Other details to keep in mind
- How long the balance transfer takes. Most Virgin Money balance transfers are processed within 10 working days from when you activate your card, although you should allow more time if Virgin Money sends a cheque to your old provider. So make sure you check the balance of your old and new accounts to see when the transfer is completed – and remember to make any required payments during this time.
- Minimum repayments. Even if your Virgin Money card has a 0% p.a. balance transfer rate, you’ll still need to make a minimum repayment each month. This amount is usually calculated as a percentage of your balance and needs to be paid before the due date listed on each statement.
- No interest-free days on purchases. You won’t be eligible for interest-free days while you’re paying off your balance transfer, so any new purchases will be charged interest from the date they are made. To get interest-free days in the future, you’ll need to pay off your full account balance by the due date on your statement.
- Closing your old accounts. If you want to close your old account after the debt is transferred, you’ll need to do that on your own. If you’re not sure how it works, this guide walks you through the process.
- Earning points. If you get a Virgin Money credit card that offers Velocity Points, be aware that they are only earned on eligible, new purchases. This means you won’t earn any on your balance transfer.

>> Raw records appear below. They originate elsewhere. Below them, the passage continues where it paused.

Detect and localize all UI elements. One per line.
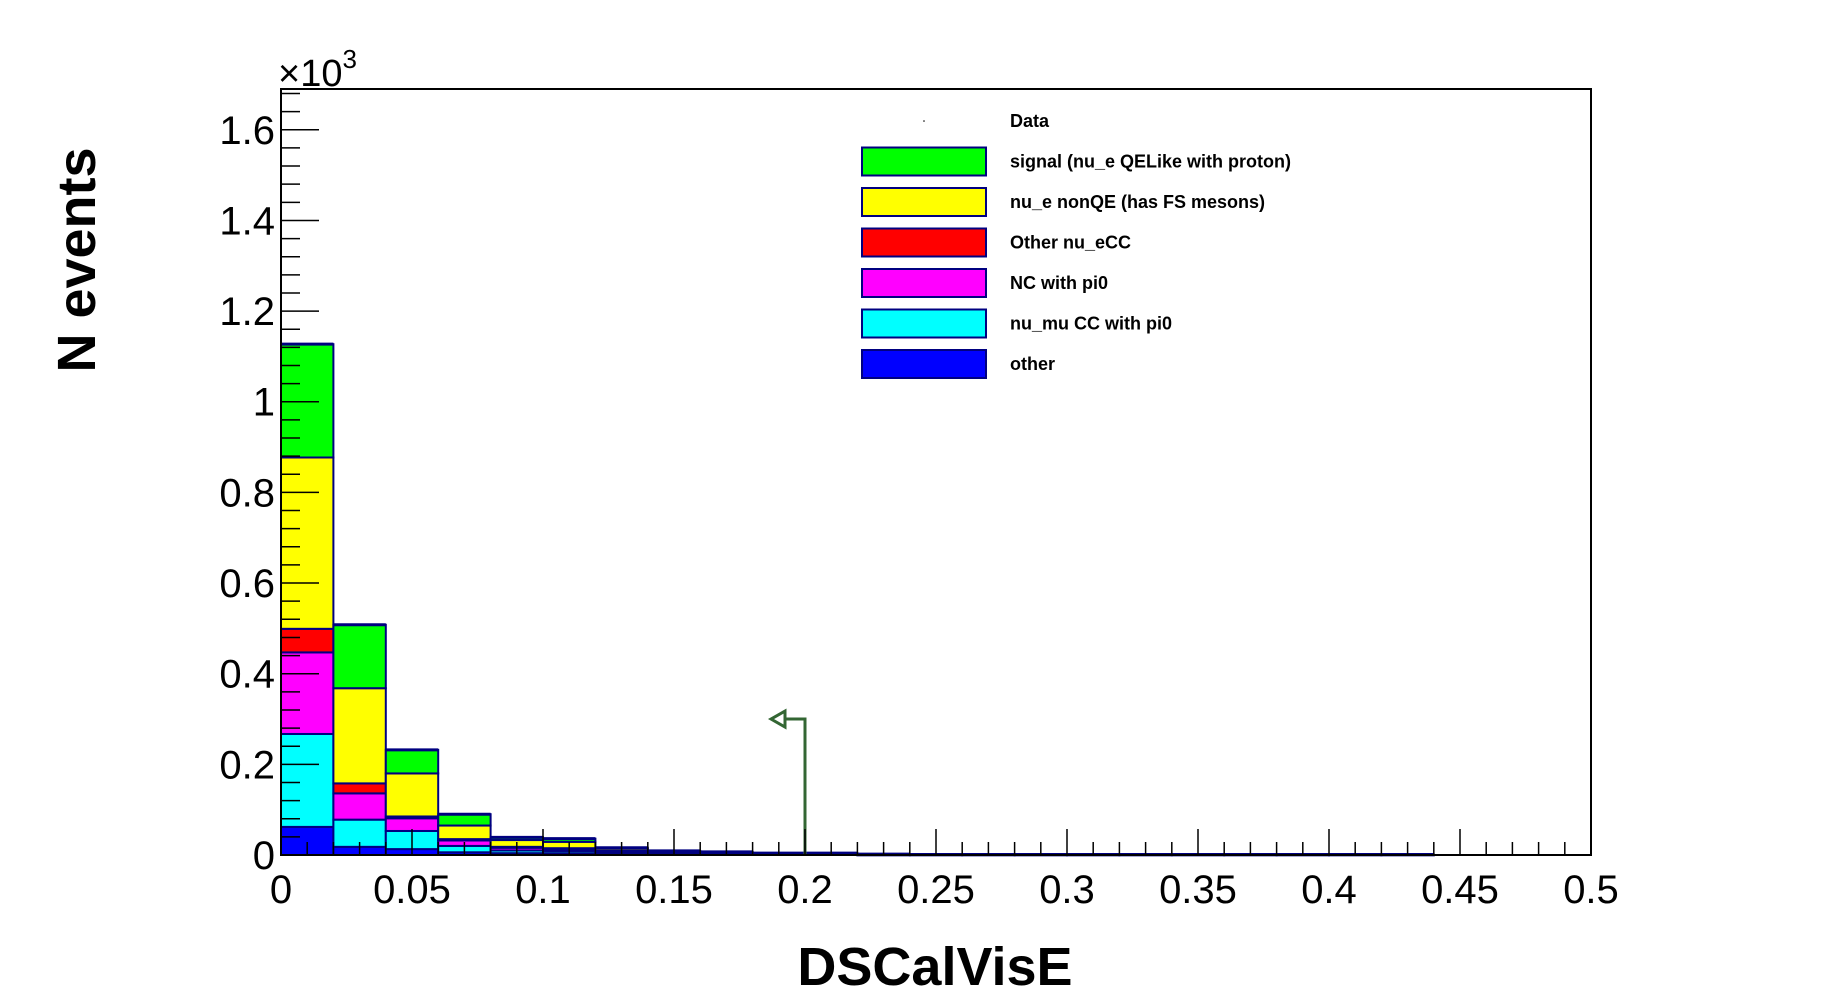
legend-swatch [861,308,987,339]
legend-label: other [1010,354,1055,374]
x-tick-label: 0.3 [1039,868,1095,912]
y-tick-label: 0.6 [219,562,275,606]
bar-s3-b0 [280,627,335,654]
x-tick-label: 0 [270,868,292,912]
legend-swatch [861,268,987,298]
y-tick-label: 1.6 [219,109,275,153]
x-tick-label: 0.35 [1159,868,1237,912]
legend-label: nu_mu CC with pi0 [1010,314,1172,334]
y-axis: 0 0.2 0.4 0.6 0.8 1 1.2 1.4 1.6 [219,92,319,878]
y-tick-label: 1.4 [219,199,275,243]
legend-swatch [861,146,987,177]
legend-entry-3: Other nu_eCC [861,227,1131,258]
bar-s4-b3 [437,824,492,841]
bar-s4-b1 [332,687,387,785]
cut-arrow-head [767,708,787,730]
y-tick-label: 1 [253,381,275,425]
bar-s4-b2 [384,772,440,818]
cut-arrow-line [781,717,807,855]
legend-entry-6: other [861,349,1055,379]
y-tick-label: 0.4 [219,653,275,697]
legend-entry-1: signal (nu_e QELike with proton) [861,146,1291,177]
bar-s2-b1 [332,792,387,821]
legend-entry-4: NC with pi0 [861,268,1108,298]
x-tick-label: 0.4 [1301,868,1357,912]
bar-s1-b0 [280,732,335,828]
legend-label: signal (nu_e QELike with proton) [1010,152,1291,172]
cut-marker [767,708,807,855]
y-tick-label: 0 [253,834,275,878]
legend-swatch [861,227,987,258]
y-axis-title: N events [47,147,107,372]
x-tick-label: 0.25 [897,868,975,912]
bar-s5-b3 [437,813,492,827]
legend-swatch [861,187,987,217]
bar-s3-b1 [332,782,387,795]
histogram-bars [280,342,1435,857]
legend-label: Data [1010,111,1050,131]
x-axis: 0 0.05 0.1 0.15 0.2 0.25 0.3 0.35 0.4 0.45 0.5 [270,829,1619,912]
x-tick-label: 0.05 [373,868,451,912]
bar-s5-b0 [280,343,335,459]
x-axis-title: DSCalVisE [797,937,1072,992]
bar-s5-b2 [384,748,440,775]
x-tick-label: 0.1 [515,868,571,912]
y-multiplier-base: ×10 [278,53,342,95]
bar-s2-b0 [280,651,335,735]
legend-entry-0: Data [923,111,1050,131]
legend-entry-5: nu_mu CC with pi0 [861,308,1172,339]
legend-entry-2: nu_e nonQE (has FS mesons) [861,187,1265,217]
x-tick-label: 0.5 [1563,868,1619,912]
legend-label: nu_e nonQE (has FS mesons) [1010,192,1265,212]
bar-s4-b0 [280,456,335,630]
legend: Data signal (nu_e QELike with proton) nu_e… [861,111,1291,379]
legend-swatch [861,349,987,379]
stack-outline [281,342,1434,857]
legend-marker [923,120,925,122]
bar-s5-b1 [332,623,387,690]
y-tick-label: 1.2 [219,290,275,334]
y-tick-label: 0.2 [219,743,275,787]
legend-label: NC with pi0 [1010,273,1108,293]
x-tick-label: 0.45 [1421,868,1499,912]
legend-label: Other nu_eCC [1010,233,1131,253]
y-tick-label: 0.8 [219,471,275,515]
y-multiplier-exponent: 3 [342,44,356,74]
x-tick-label: 0.2 [777,868,833,912]
x-tick-label: 0.15 [635,868,713,912]
y-multiplier: ×103 [278,44,357,95]
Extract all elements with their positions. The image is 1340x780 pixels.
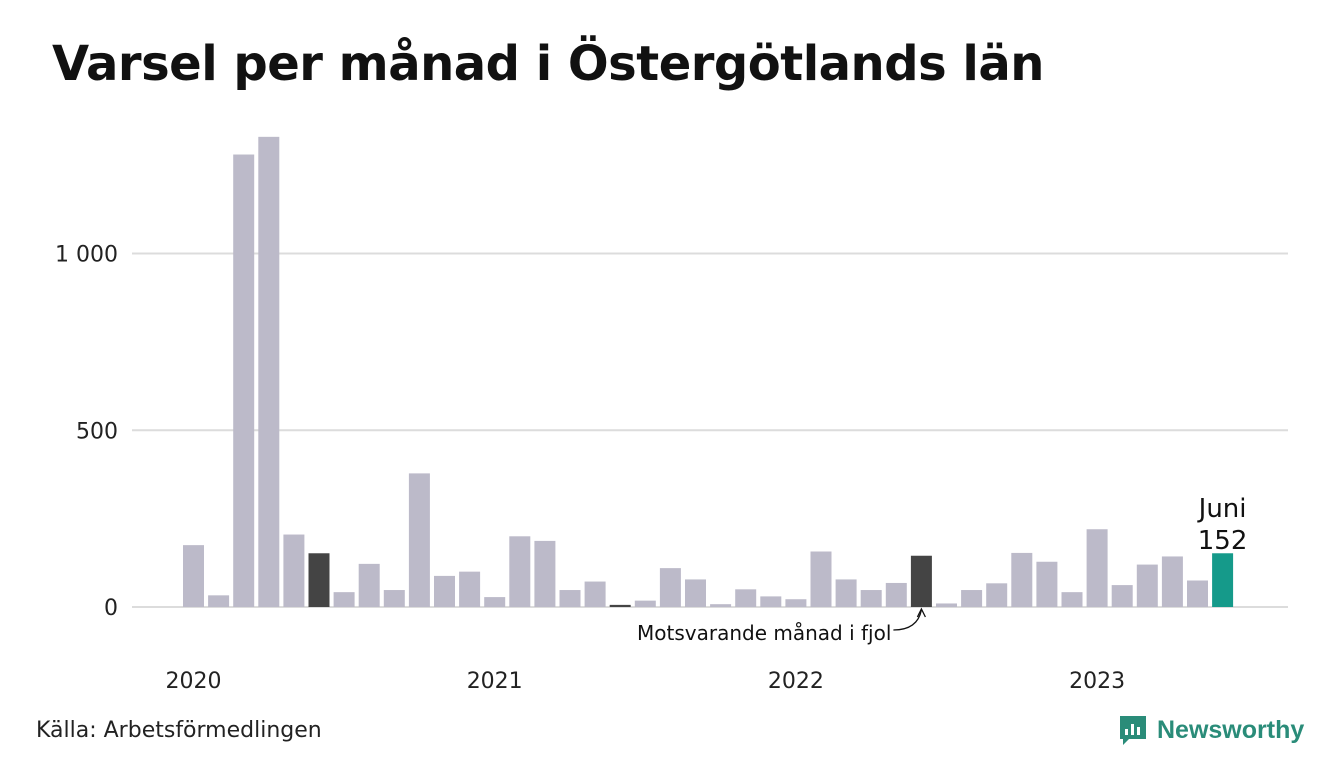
- annotation-label: Motsvarande månad i fjol: [637, 621, 891, 645]
- bar: [860, 590, 882, 607]
- bar: [559, 590, 581, 607]
- bar: [1136, 564, 1158, 607]
- bar: [785, 599, 807, 607]
- bar: [308, 553, 330, 607]
- highlight-month-label: Juni: [1197, 494, 1247, 524]
- bar: [1212, 553, 1234, 607]
- bar: [1061, 592, 1083, 607]
- bar: [434, 575, 455, 607]
- bar: [408, 473, 430, 607]
- y-tick-label: 1 000: [55, 243, 118, 268]
- bar: [233, 154, 255, 607]
- bar: [659, 568, 681, 607]
- chart-title: Varsel per månad i Östergötlands län: [52, 36, 1044, 92]
- bar: [1111, 585, 1133, 607]
- bar: [1036, 561, 1058, 607]
- bar: [634, 600, 656, 607]
- highlight-value-label: 152: [1198, 526, 1248, 556]
- bar: [685, 579, 706, 607]
- bar: [810, 551, 832, 607]
- x-axis-ticks: 2020 2021 2022 2023: [166, 669, 1126, 694]
- bar: [1086, 529, 1108, 607]
- newsworthy-logo-icon: [1120, 716, 1146, 745]
- bar: [258, 136, 280, 607]
- bar: [584, 581, 606, 607]
- bar: [885, 582, 907, 607]
- bar: [961, 590, 983, 607]
- x-tick-label: 2021: [467, 669, 523, 694]
- bar: [735, 589, 757, 607]
- bar: [1187, 580, 1208, 607]
- bar: [1011, 552, 1033, 607]
- bar: [459, 571, 481, 607]
- bar: [333, 592, 355, 607]
- bar: [183, 545, 204, 607]
- bar: [835, 579, 857, 607]
- x-tick-label: 2022: [768, 669, 824, 694]
- y-tick-label: 500: [76, 419, 118, 444]
- arrow-head-icon: [916, 607, 926, 618]
- bar: [710, 604, 732, 607]
- bars: [183, 136, 1234, 607]
- bar: [1161, 556, 1183, 607]
- x-tick-label: 2023: [1069, 669, 1125, 694]
- bar: [986, 583, 1008, 607]
- y-axis-ticks: 0 500 1 000: [55, 243, 118, 622]
- bar: [910, 555, 932, 607]
- bar: [283, 534, 305, 607]
- y-tick-label: 0: [104, 596, 118, 621]
- x-tick-label: 2020: [166, 669, 222, 694]
- bar: [484, 597, 506, 607]
- bar: [760, 596, 782, 607]
- bar: [936, 603, 957, 607]
- bar: [208, 595, 230, 607]
- source-note: Källa: Arbetsförmedlingen: [36, 718, 322, 743]
- bar: [383, 590, 405, 607]
- bar: [509, 536, 531, 607]
- bar: [358, 563, 380, 607]
- bar: [534, 540, 556, 607]
- brand-name: Newsworthy: [1157, 715, 1305, 744]
- bar-chart: 0 500 1 000 2020 2021 2022 2023 Motsvarande m…: [55, 136, 1288, 694]
- annotation-arrow: [893, 609, 923, 631]
- brand-logo[interactable]: Newsworthy: [1117, 712, 1304, 748]
- grid-lines: [132, 252, 1288, 608]
- bar: [609, 604, 631, 607]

- Payment allocation. Your credit card payments will automatically go towards the part of your balance that is charged the highest interest rate. So any new purchases you make on a balance transfer card during the introductory period will be paid off before your balance transfer debt. While it’s ideal to avoid spending when you have a balance transfer, if you really need to use your card, this guide offers tips to help you manage the balance.
What if I already have a Virgin Money credit card? Can existing customers still get a balance transfer?
If you want to move debt onto your existing Virgin Money credit card, call the customer service team on 13 37 39 to discuss your options. Note that the debt you transfer will need to be held in your name with another financial institution that’s not affiliated with Citigroup. Make sure you ask what interest rates, terms and conditions will apply for your balance transfer as they may be different to the offers available for new customers.
If you want to pay off debt you already have on a Virgin Money credit card (or another card issued by Citigroup), start by comparing other options so you can find a balance transfer card that works for you.